Representations and URIs

Jon Udell references a discussion that has been raging on what a URI represents. Jon quotes Tim Berner-Lee who summarizes it, succinctly, as follows:

What does " 0679600108/qid=1027958807/sr=2-3/ref=sr_2_3/103-4363499-9407855" identify?
  1. A whale
  2. "Moby Dick or the Whale" by Herman Melville
  3. A web page on Amazon offering a book for sale
  4. A URI string
  5. All the above
I find this question fascinating since it takes me back to my formal computer science roots. A long time ago, I was a formal methods researcher. Sherman, fire up the way-back machine:

In the late 80s there was a huge battle raging in some professional journals and letters to the editor in Communications of the ACM (CACM). (Remember, this was before blogs or even the web.) Demillo, Lipton, and Perlis had published a paper called Social Processes and Proofs of Theorems and Processes. It was followed by a paper in CACM by James Fetzer called "Program Verification: The Very Idea." Fetzer argued that proofs of correctness for programs was ridiculous from the start since the artifact had many properties that the proof could not consider. In 1989. Jon Barwise (who is now dead, unfortunately) wrote an eloquent paper in the Notices of the American Mathematical Society called "Mathematical Proofs of Computer System Correctness". Barwise argued that Demillo, Lipton, Perlis, and, especially, Fetzer had made a critical error by confusing the thing with the mathematical representation of the thing. Sound familiar?
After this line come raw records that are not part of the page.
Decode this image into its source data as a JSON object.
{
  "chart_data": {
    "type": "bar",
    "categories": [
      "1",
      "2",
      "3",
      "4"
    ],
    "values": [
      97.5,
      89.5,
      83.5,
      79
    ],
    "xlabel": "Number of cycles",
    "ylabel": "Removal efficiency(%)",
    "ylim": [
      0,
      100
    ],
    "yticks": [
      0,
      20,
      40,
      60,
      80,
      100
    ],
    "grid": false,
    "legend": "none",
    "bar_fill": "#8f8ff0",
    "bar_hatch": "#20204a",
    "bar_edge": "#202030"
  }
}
The very essence of Applied Mathematics, and by extension, Computer Science is the notion of representation, naming, and abstraction. Confusion in these issues shows up quite frequently when students are learning about naming in a programming language theory course. (I always like to ask the question "What is '3'?") Confusion in these issues can lead to significant problems as the theory is developed later.

From a formal semantics viewpoint, a URI, like any other name, has to represent the thing that it is bound to and nothing else. That is, the URI represents whatever is returned when the URI is dereferenced. What is returned in the case of a URI is a string of bits. The resource that is returned may represent something else, but the URI is just a name for the resource. It carries no semantics beyond that. The resource is a model of something. The mathematics behind all of this is quite well developed and well thought out. This problem is a classic CS problem, not something that the web invented.

As an example, consider the URI for tracking a package at UPS. The URI is merely a name for the resource. That same resource could have millions of other names that all dereference to the same resource. The resource is a model for a package. That is, its an abstraction, based on properties, of a physical object. We must not confuse the model with its name and we must not ever confuse either of them with the artifact that the model represents.

For those who are interested in this kind of thing, Mike Gordon's The Denotational Description of Programming Languages: An Introduction is a great, readable introduction by one of the luminaries in the field.